Thursday, October 14, 2010


We were tossing around a question yesterday regarding the current stock market rally from the July lows, and whether it can continue without the banks participating. The banks in this discussion are the big boys – JP Morgan, Citigroup, Bank of America, Wells Fargo, etc. The S&P 500 is up 15.5% from the July low (before today’s action which was a 4 point loss) while the banks, as measured by KBE (SPDR Bank ETF), were only up 4% from the July low (although down 2.5% today). Additionally, as you will notice in the chart below, the banks are still down over 19% from the April highs. The S&P 500 is the red line, which is approaching the April high after breaking through the June and August highs, and the KBE is the blue line, which has failed to make a new high!

Even so, at this time, the answer to our question is “yes.” The markets can and have rallied without the banks and it seems like they will continue to do so on the back of Federal Reserve stimulus. Consumer Staple stocks and Utility stocks have already surpassed the April high mark with Technology and Industrials hot on their trail. Material stocks are up 26% and Energy stocks are up 21% from the July lows. It is not only a rally but an incredibly strong one for many sectors and industries.

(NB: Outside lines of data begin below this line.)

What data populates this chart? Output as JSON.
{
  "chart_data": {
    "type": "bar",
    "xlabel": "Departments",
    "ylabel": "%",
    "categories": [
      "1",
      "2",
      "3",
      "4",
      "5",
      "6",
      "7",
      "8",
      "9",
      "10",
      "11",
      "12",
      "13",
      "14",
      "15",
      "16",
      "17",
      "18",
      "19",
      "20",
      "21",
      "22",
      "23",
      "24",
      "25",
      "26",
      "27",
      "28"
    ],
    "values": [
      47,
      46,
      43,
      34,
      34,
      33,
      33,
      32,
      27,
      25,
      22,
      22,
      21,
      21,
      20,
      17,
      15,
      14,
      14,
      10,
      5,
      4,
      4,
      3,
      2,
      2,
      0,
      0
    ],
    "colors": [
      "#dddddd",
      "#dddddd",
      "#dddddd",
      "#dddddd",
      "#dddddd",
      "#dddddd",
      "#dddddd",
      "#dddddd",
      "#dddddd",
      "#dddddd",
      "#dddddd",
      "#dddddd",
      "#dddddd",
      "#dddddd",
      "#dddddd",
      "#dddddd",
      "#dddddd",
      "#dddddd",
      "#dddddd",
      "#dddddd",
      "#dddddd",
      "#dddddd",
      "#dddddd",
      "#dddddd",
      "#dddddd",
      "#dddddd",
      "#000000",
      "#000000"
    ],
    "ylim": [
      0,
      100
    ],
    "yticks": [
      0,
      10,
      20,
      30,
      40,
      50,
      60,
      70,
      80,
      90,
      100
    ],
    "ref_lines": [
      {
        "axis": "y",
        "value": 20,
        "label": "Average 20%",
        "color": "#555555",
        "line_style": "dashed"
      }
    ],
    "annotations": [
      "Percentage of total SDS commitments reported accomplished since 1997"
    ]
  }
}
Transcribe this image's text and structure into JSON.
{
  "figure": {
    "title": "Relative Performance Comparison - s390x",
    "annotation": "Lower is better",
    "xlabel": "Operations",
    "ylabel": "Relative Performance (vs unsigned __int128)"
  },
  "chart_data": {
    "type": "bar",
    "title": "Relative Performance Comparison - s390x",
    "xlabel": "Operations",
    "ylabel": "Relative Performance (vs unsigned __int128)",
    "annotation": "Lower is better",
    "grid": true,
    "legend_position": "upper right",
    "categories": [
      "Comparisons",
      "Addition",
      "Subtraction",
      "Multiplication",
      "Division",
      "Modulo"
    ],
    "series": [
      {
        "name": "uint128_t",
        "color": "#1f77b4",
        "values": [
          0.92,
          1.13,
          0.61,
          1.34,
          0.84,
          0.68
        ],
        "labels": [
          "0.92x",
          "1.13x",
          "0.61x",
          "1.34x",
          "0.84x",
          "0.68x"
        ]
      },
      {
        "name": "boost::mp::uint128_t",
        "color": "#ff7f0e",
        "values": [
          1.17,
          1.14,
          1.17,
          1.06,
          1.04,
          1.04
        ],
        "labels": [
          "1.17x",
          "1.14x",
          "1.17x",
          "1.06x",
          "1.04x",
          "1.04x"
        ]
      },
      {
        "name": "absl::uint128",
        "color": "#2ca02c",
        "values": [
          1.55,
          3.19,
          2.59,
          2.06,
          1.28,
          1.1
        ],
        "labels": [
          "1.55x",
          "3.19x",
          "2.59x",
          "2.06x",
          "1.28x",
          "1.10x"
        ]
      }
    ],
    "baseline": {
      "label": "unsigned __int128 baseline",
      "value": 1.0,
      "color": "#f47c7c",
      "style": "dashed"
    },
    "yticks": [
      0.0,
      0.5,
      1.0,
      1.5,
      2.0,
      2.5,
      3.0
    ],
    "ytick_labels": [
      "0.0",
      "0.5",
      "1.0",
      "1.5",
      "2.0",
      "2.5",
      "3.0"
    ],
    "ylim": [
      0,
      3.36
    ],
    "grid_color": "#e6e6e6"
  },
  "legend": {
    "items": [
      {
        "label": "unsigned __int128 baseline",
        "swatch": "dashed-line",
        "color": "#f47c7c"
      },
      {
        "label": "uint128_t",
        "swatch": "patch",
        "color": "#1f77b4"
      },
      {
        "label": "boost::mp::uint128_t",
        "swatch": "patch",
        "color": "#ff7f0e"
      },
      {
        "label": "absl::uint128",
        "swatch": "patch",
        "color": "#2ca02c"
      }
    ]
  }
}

It seems this is just a bank specific issue at the moment as other financial industries like Capital Markets are fairing much better. Today, the cost of insurance for bank stocks is on the rise as indicated by rising Credit Default Swap levels. The fallout from faux-closure and a weak JP Morgan earnings report are causing investors to re-price risk in these stocks. All the while, investors in other stocks could care less.

But I can’t help but feel like it is 2007 all over again. The financials began selling off before any other sector in the market and we all know how that episode ended. Could MBS be the market’s downfall again?